Marina non ha sottovalutato la situazione: “Mia madre e mia zia non stanno trascorrendo una vecchiaia dignitosa. Dobbiamo cambiare appartamento. Ma come?”. Marina è disabile al cento per cento, come la madre, definita in una relazione delle assistenti sociali dell’VIII municipio, “disabile grave”. La zia, invalida lo è “fin dal 1979” e oggi è affetta, visti i suoi quasi novant’anni, da demenza senile.

“La prima cosa che ho fatto è stato chiedere un alloggio popolare a nome di madre, l’unica che percepisce la pensione. Era il 2011 e mio fratello all’epoca lavorava ancora per una grande catena di elettrodomestici che ha chiuso l’anno seguente lasciandolo disoccupato. La pensione di reversibilità di mia madre da 1350 euro e lo stipendio di mio fratello hanno fatto sì che la domanda non venisse ammessa. Nel 2015 è passata solo la richiesta di mia zia: ha ottenuto 52 punti. Ma non è mai stata contattata. Inoltre è un nucleo familiare a parte. Mi chiedo se come sua caregiver, riconosciuta dal comune come unica persona dalla quale mia zia accetta le cure, potrò trasfermi con lei. E mia madre e mio fratello che fine faranno? Sto cercando di far capire la mia situazione agli enti competenti ma senza alcun risultato”.
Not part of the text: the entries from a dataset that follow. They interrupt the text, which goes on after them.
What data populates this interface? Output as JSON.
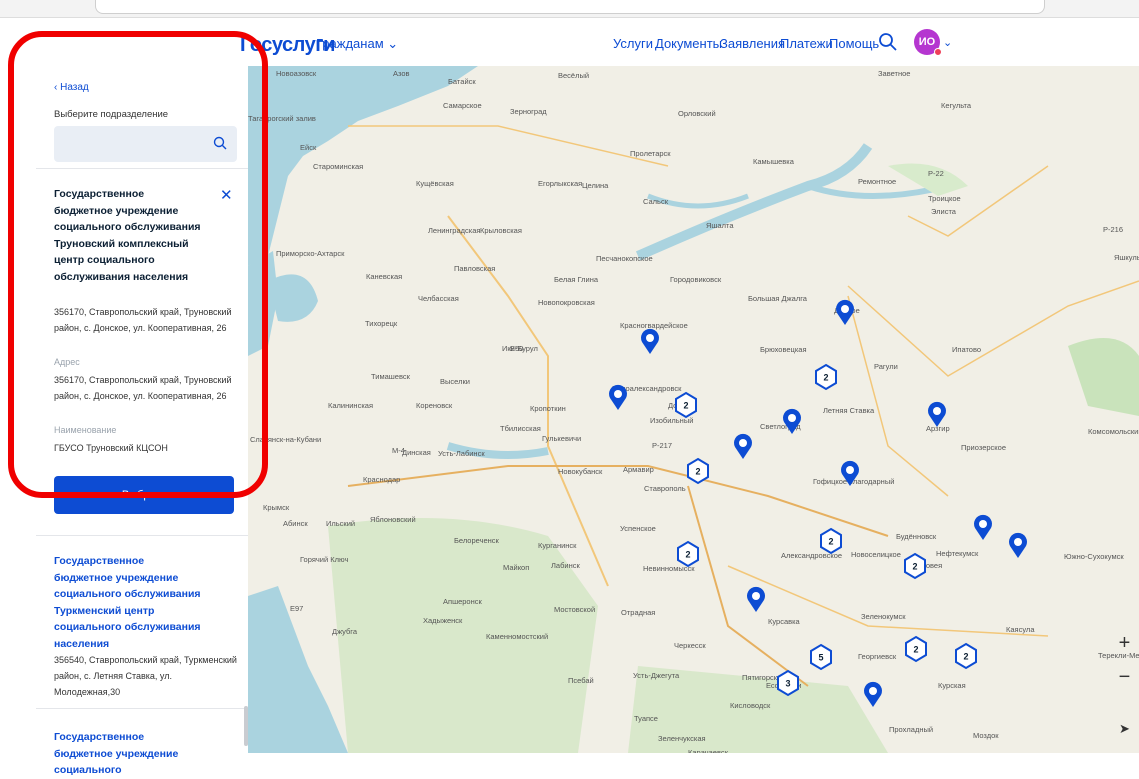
{
  "header": {
    "logo_part1": "Гос",
    "logo_part2": "услуги",
    "audience": "Гражданам",
    "nav": [
      "Услуги",
      "Документы",
      "Заявления",
      "Платежи",
      "Помощь"
    ],
    "avatar_initials": "ИО",
    "brand_color": "#0d4cd3",
    "accent_color": "#ee3f58"
  },
  "sidebar": {
    "back_label": "‹ Назад",
    "select_label": "Выберите подразделение",
    "search_placeholder": "",
    "selected_card": {
      "title": "Государственное бюджетное учреждение социального обслуживания Труновский комплексный центр социального обслуживания населения",
      "address_short": "356170, Ставропольский край, Труновский район, с. Донское, ул. Кооперативная, 26",
      "address_label": "Адрес",
      "address": "356170, Ставропольский край, Труновский район, с. Донское, ул. Кооперативная, 26",
      "name_label": "Наименование",
      "name": "ГБУСО Труновский КЦСОН",
      "select_button": "Выбрать"
    },
    "cards": [
      {
        "title": "Государственное бюджетное учреждение социального обслуживания Туркменский центр социального обслуживания населения",
        "address": "356540, Ставропольский край, Туркменский район, с. Летняя Ставка, ул. Молодежная,30"
      },
      {
        "title": "Государственное бюджетное учреждение социального"
      }
    ]
  },
  "map": {
    "labels": [
      "Азов",
      "Батайск",
      "Весёлый",
      "Заветное",
      "Самарское",
      "Зерноград",
      "Орловский",
      "Кегульта",
      "Ейск",
      "Староминская",
      "Пролетарск",
      "Камышевка",
      "Кущёвская",
      "Егорлыкская",
      "Целина",
      "Ремонтное",
      "Сальск",
      "Троицкое",
      "Элиста",
      "Ленинградская",
      "Крыловская",
      "Яшалта",
      "Песчанокопское",
      "Яшкуль",
      "Каневская",
      "Павловская",
      "Белая Глина",
      "Городовиковск",
      "Приморско-Ахтарск",
      "Челбасская",
      "Новопокровская",
      "Большая Джалга",
      "Дивное",
      "Красногвардейское",
      "Тихорецк",
      "Брюховецкая",
      "Ипатово",
      "Ики-Бурул",
      "Тимашевск",
      "Выселки",
      "Рагули",
      "Новоалександровск",
      "Кореновск",
      "Калининская",
      "Кропоткин",
      "Донское",
      "Летняя Ставка",
      "Тбилисская",
      "Изобильный",
      "Светлоград",
      "Арзгир",
      "Славянск-на-Кубани",
      "Динская",
      "Гулькевичи",
      "Усть-Лабинск",
      "Приозерское",
      "Комсомольский",
      "Новокубанск",
      "Ставрополь",
      "Гофицкое",
      "Благодарный",
      "Краснодар",
      "Армавир",
      "Крымск",
      "Абинск",
      "Яблоновский",
      "Ильский",
      "Курганинск",
      "Успенское",
      "Будённовск",
      "Белореченск",
      "Александровское",
      "Новоселицкое",
      "Нефтекумск",
      "Южно-Сухокумск",
      "Горячий Ключ",
      "Майкоп",
      "Лабинск",
      "Невинномысск",
      "Прасковея",
      "Апшеронск",
      "Хадыженск",
      "Мостовской",
      "Отрадная",
      "Курсавка",
      "Зеленокумск",
      "Джубга",
      "Каменномостский",
      "Каясула",
      "Черкесск",
      "Георгиевск",
      "Терекли-Мектеб",
      "Псебай",
      "Усть-Джегута",
      "Пятигорск",
      "Ессентуки",
      "Курская",
      "Кисловодск",
      "Туапсе",
      "Зеленчукская",
      "Карачаевск",
      "Прохладный",
      "Моздок",
      "Новоазовск",
      "Таганрогский залив",
      "Р-22",
      "Р-216",
      "Е50",
      "М-4",
      "Е97",
      "Р-217"
    ],
    "clusters": [
      "2",
      "2",
      "2",
      "2",
      "2",
      "2",
      "2",
      "5",
      "3",
      "2"
    ],
    "zoom_in": "+",
    "zoom_out": "−"
  }
}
Nel frattempo Marina non resta con le mani in mano e decide di rivogersi alle agenzie private. “Avevo trovato alcune soluzioni abbordabili economicamente, ma tutti i proprietari di casa rifiutavano la mia offerta. Ho tentato e ritentato fino a che un agente immobiliare ha avuto il coraggio di dirmi la verità: nessun privato avrebbe mai accettato di affittare un appartamento a tre donne invalide, delle quali due ultraottantenni, che vivono con una sola pensione di reversibilità e l’assegno di invalidità”. 
Marina si rivolge allora ad alcuni enti religiosi: “Uno di loro mi ha proposto un appartamento ma il costo, per le nostre tasche, era davvero troppo alto. Non possiamo pagare mille e duecento euro al mese consumando quasi tutta la pensione. Inoltre avrei dovuto ristrutturare l’appartamento a spese mie. Impossibile”. Anche questa strada finisce in un vicolo cieco.
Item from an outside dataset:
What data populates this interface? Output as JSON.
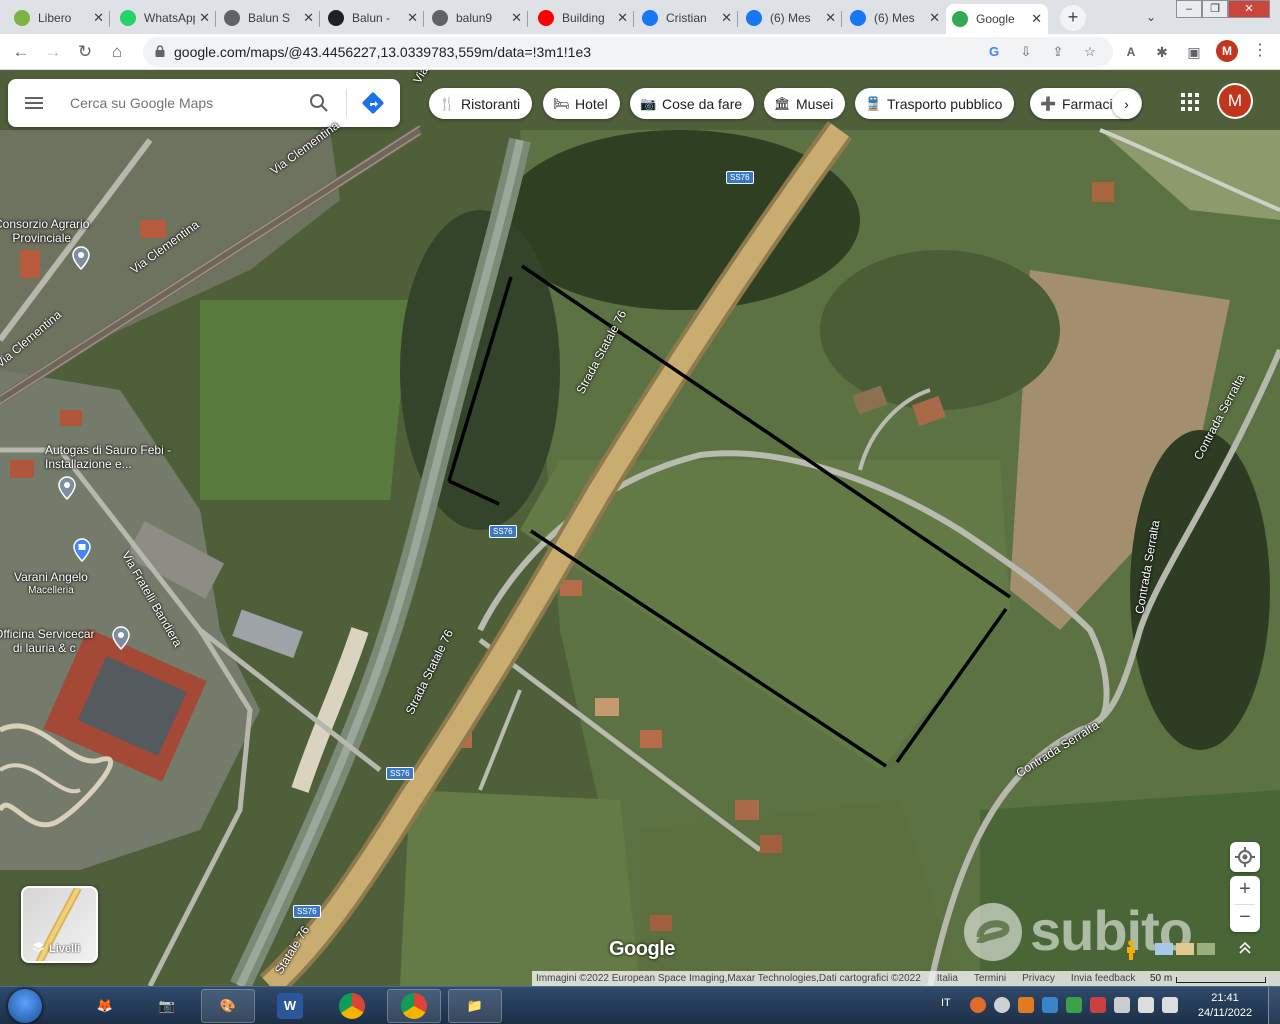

Nel maggio del 2019 Ater lancia il bando per affittare 180 alloggi in housing sociale. Marina pensa che possa essere l’occasione giusta per trovare un alloggio e aiuta la madre a presentare domanda. Il risultato ha il sapore di una beffa: “Ci hanno scritto che non ha il requisito reddituale. Non perché è troppo ricca, ma perché è troppo povera”. Niente da fare, la sua richiesta non viene ammessa.

Mentre parla, a Marina trema la voce. “Qualcuno mi deve dire cosa dobbiamo fare. Lo sfratto incombe. La casa non è salutare. Siamo sepolte vive qui dentro. Mia madre e mia zia riconoscono solo me per le cure necessarie. Abbiamo bisogno di restare nella stessa zona per mantenere una continuità assistenziale e medica. Le assistenti sociali che ci seguono da anni confermano tutto quanto”.

Marina ha scritto una lettera alla sindaca Virginia Raggi, “ma non mi ha mai risposto”. Ha scritto anche all’ex presidente della Repubblica, Giorgio Napolitano. “Il Quirinale ha risposto che purtroppo non ha case disponibili”. La stessa cosa l’Arma dei carabinieri. “Mio padre era un maresciallo, l’Associazione nazionale carabinieri ci dà una mano ma non ha appartamenti”. Niente casa popolare, niente housing sociale, niente mercato privato. “A chi si deve rivolgere in questo Paese un disabile o un’anziana che vive di pensione affinché qualcuno la aiuti a trovare una casa decente dove trascorrere con dignità la sua vecchiaia?”.